Upon regaining control, Taliban leaders have insisted that this time will be different, but this doesn’t really appear to be the case. They’ve instructed women to stay home from work because Taliban soldiers are “not trained” to respect them, and though they’ll be allowed to go to universities, unlike last time, they won’t be able to study alongside men.
Some foreign policy experts believe that part of the Taliban’s efforts to cast themselves as more tolerant toward women is because they’re seeking international legitimacy. Laurel Miller, the Asia program director for the nonprofit International Crisis Group, told NPR that the Taliban “have been very eager for public displays of their acceptance by governments around the world.” In the weeks leading up to their takeover in Kabul, the Islamic group met with officials in Iran, Russia, and China to discuss the fate of Afghanistan.

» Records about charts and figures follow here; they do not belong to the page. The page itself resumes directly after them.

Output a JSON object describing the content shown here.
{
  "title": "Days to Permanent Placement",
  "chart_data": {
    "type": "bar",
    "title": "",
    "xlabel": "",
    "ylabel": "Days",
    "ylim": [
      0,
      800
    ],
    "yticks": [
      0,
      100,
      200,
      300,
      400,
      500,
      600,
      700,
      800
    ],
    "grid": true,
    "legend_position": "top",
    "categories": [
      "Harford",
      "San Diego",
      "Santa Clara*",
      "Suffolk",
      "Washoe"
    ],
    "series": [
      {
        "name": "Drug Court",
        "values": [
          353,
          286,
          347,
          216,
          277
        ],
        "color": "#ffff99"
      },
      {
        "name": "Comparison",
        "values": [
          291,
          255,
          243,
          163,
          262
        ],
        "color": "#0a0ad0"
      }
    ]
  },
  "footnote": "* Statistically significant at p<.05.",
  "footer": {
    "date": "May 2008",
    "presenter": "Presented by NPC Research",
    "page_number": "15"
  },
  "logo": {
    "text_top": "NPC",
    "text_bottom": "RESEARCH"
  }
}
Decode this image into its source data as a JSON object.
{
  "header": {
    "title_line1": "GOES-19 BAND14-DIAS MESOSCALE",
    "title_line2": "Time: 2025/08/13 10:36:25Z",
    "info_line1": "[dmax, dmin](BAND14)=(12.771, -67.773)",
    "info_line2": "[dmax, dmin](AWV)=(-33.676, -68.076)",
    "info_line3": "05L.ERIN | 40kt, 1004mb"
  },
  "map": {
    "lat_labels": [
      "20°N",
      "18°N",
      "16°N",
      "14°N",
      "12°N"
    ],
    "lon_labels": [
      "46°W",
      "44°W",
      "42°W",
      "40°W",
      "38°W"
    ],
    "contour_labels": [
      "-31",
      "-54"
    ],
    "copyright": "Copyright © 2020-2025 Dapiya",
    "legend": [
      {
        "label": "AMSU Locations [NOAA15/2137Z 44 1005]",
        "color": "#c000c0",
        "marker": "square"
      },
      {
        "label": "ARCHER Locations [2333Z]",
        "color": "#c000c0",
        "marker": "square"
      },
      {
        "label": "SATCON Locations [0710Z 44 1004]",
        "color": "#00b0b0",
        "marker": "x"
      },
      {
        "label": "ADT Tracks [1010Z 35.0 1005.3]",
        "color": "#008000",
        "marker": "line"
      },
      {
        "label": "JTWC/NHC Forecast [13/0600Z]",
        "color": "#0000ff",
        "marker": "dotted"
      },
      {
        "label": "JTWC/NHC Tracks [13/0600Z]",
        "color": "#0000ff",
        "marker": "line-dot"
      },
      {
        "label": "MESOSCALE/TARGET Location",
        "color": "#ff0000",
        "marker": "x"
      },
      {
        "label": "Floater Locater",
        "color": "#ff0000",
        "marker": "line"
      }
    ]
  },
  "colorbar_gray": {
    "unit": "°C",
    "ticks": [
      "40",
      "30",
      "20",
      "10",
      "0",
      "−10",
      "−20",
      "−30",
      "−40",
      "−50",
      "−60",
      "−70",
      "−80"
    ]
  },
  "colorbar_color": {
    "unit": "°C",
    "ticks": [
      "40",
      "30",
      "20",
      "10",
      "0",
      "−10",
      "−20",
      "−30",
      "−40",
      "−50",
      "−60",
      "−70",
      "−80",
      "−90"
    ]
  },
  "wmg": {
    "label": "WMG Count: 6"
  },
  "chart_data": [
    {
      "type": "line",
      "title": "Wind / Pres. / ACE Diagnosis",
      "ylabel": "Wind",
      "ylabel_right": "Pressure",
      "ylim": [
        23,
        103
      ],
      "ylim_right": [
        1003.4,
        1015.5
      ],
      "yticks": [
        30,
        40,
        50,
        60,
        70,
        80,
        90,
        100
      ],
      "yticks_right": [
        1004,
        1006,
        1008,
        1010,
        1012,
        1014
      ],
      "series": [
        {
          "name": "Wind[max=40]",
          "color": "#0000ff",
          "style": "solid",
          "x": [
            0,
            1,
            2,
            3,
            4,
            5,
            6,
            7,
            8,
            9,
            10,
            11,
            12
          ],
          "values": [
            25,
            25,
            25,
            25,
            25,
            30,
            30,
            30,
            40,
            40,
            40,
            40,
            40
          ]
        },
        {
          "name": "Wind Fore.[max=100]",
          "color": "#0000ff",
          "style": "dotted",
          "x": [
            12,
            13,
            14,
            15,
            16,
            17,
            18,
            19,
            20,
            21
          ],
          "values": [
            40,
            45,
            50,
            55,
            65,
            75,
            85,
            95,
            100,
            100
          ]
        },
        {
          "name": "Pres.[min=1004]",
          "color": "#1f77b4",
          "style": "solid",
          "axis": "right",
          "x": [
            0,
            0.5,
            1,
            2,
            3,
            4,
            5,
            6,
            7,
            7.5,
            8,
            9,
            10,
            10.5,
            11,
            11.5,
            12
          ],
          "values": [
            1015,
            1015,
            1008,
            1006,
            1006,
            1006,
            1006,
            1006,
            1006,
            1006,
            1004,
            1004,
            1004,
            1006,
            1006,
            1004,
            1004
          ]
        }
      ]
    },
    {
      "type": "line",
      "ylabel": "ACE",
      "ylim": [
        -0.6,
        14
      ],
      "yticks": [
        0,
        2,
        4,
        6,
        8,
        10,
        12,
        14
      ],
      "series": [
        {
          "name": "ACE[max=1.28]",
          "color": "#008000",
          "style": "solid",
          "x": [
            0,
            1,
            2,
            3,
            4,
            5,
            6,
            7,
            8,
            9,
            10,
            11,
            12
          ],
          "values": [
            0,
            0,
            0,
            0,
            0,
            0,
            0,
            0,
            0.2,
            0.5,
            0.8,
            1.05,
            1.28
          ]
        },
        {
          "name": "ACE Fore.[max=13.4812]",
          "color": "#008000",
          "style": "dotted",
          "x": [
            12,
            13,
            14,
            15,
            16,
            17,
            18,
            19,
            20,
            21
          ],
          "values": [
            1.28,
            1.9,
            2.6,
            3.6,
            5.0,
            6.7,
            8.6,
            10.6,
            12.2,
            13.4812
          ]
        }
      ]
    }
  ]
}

But Smith doesn’t expect the Taliban’s return to power to ultimately be any different. Even though the Taliban pledged that women would have rights “within the bounds of Islamic law,” she said it’s such an extreme interpretation that it “doesn’t translate into women and girls being safe and free.” That’s why her institute believes it’ll be critical to continue evacuation efforts and find ways to support them. “So often it’s women and girls that are left behind or marginalized in a crisis or in the aftermath of a crisis or a war, they’re the last to be thought of, and that just cannot be the case this time,” she said.
The next major concern in Afghanistan is hunger — the groups warn that the country is on the brink of a humanitarian crisis due to limited resources. Clarke explained that farming has taken a hit due to the instability in the region and food prices are already skyrocketing. “We’re already seeing examples of people who are going hungry,” she told us. “And certainly if you’re a single woman or you’re a widow and you don’t have a male relative, going outside for food is increasingly dangerous.”

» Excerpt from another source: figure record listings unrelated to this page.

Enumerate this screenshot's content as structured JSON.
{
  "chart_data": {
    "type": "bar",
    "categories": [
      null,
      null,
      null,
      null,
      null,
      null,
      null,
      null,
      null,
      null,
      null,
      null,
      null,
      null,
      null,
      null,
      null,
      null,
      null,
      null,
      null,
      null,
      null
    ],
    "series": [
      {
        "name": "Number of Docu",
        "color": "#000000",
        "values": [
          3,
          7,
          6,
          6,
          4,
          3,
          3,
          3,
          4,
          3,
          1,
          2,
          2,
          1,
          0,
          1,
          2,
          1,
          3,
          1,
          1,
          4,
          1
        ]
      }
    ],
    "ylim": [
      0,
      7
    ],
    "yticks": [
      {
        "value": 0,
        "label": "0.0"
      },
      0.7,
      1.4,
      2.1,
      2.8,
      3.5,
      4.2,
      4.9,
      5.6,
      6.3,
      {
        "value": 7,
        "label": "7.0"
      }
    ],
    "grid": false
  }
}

Women for Women International has been in Afghanistan since 2002, a year after the U.S. invaded the country. With a completely Afghan team, the organization has been helping women there claim their power both inside and outside the home. This includes teaching women financial know-how like how to balance the family budget and training them how to start their own business. Ultimately, while the Taliban may take away their freedoms, Clarke said that the skills and empowerment they’ve found can’t be taken away from them.

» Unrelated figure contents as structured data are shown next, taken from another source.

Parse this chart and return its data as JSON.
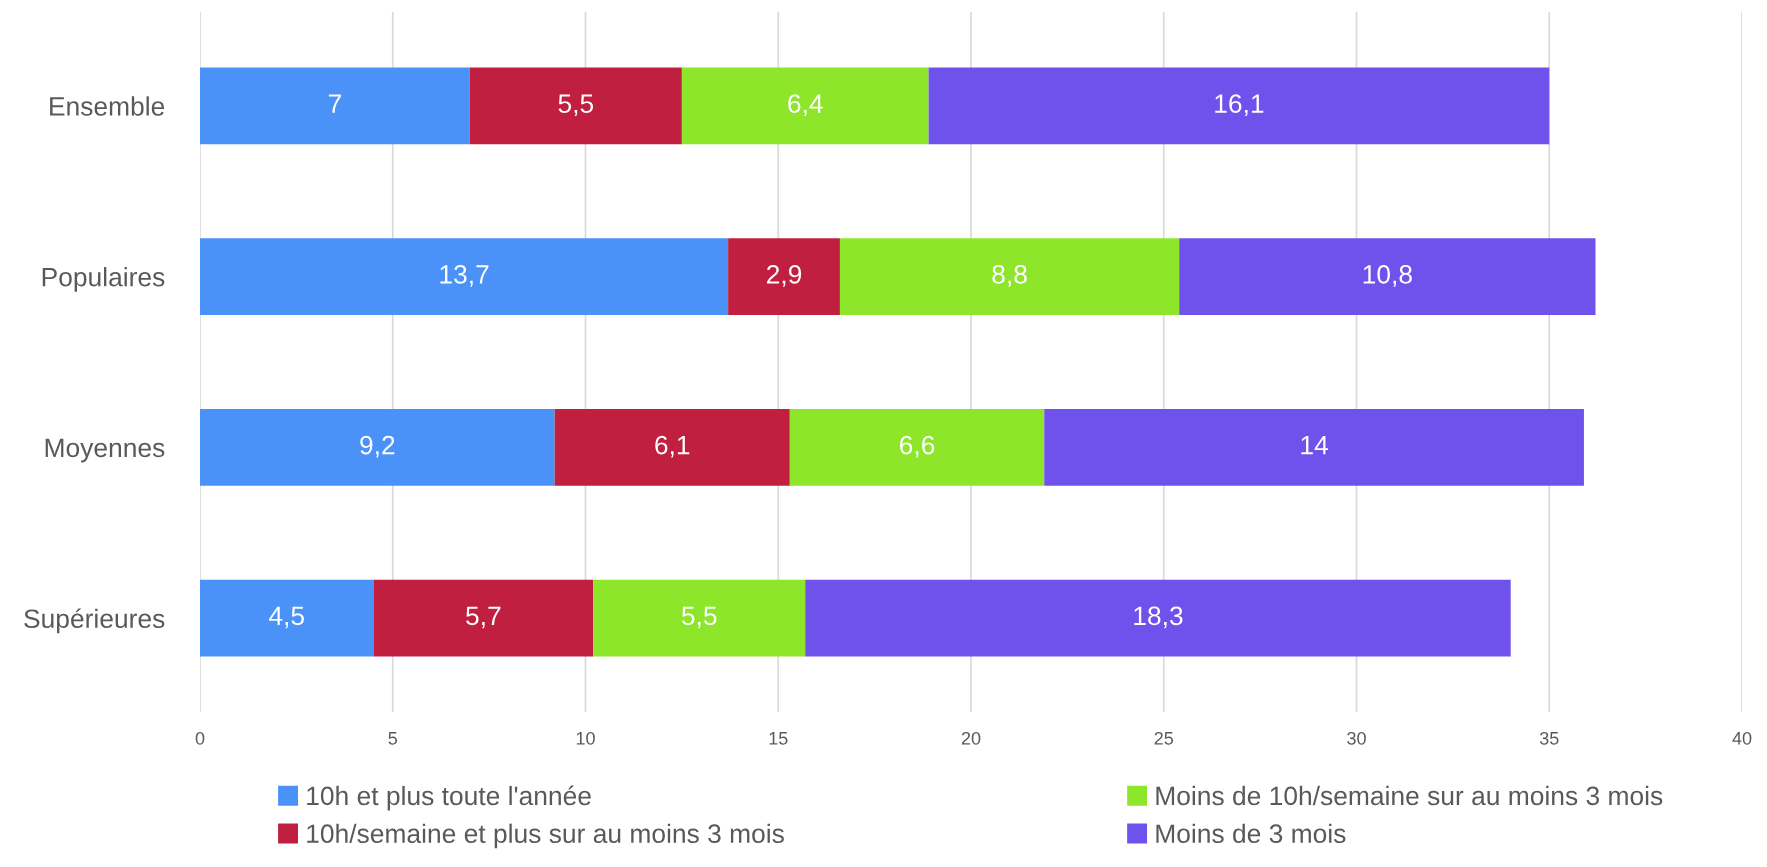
{
  "chart_data": {
    "type": "bar",
    "orientation": "horizontal",
    "stacked": true,
    "categories": [
      "Ensemble",
      "Populaires",
      "Moyennes",
      "Supérieures"
    ],
    "series": [
      {
        "name": "10h et plus toute l'année",
        "color": "#4a92f7",
        "values": [
          7,
          13.7,
          9.2,
          4.5
        ],
        "value_labels": [
          "7",
          "13,7",
          "9,2",
          "4,5"
        ]
      },
      {
        "name": "10h/semaine et plus sur au moins 3 mois",
        "color": "#c01f40",
        "values": [
          5.5,
          2.9,
          6.1,
          5.7
        ],
        "value_labels": [
          "5,5",
          "2,9",
          "6,1",
          "5,7"
        ]
      },
      {
        "name": "Moins de 10h/semaine sur au moins 3 mois",
        "color": "#8ee62a",
        "values": [
          6.4,
          8.8,
          6.6,
          5.5
        ],
        "value_labels": [
          "6,4",
          "8,8",
          "6,6",
          "5,5"
        ]
      },
      {
        "name": "Moins de 3 mois",
        "color": "#6f52ec",
        "values": [
          16.1,
          10.8,
          14,
          18.3
        ],
        "value_labels": [
          "16,1",
          "10,8",
          "14",
          "18,3"
        ]
      }
    ],
    "xlim": [
      0,
      40
    ],
    "xticks": [
      0,
      5,
      10,
      15,
      20,
      25,
      30,
      35,
      40
    ],
    "grid": "x",
    "legend": "bottom"
  }
}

As for what’s next, Clarke believes there will be a lot more movement out of the country, especially in light of an agreement that the U.S. and 97 other countries made with the Taliban to allow for the continued evacuation of remaining Afghan allies and Americans. Drawing comparisons to war-torn South Sudan, she said women will ultimately be able to take the tools they’ve learned with them wherever they go, creating “new spaces for being able to do the important work.”
“The way it’s often framed as is that the absence of the Taliban sort of allowed to spring forth women’s rights, but actually it’s been 20 years of women organizing and working to claim their rights that had brought them this far,” she said.
Interested in donating to the emergency fund? You can check it out here. There are also other ways of showing your support — you can also sign a petition, call your Congressperson, or raise awareness by taking to social media.
Smith believes this ongoing support for Afghan women and girls will be critical in the coming months. “There’s going to need to be ongoing attention to what has happened for the Afghan women and girls and the families that have been able to get out of the country safely, but also to continue to shine a spotlight on the women and girls that are left behind,” she said.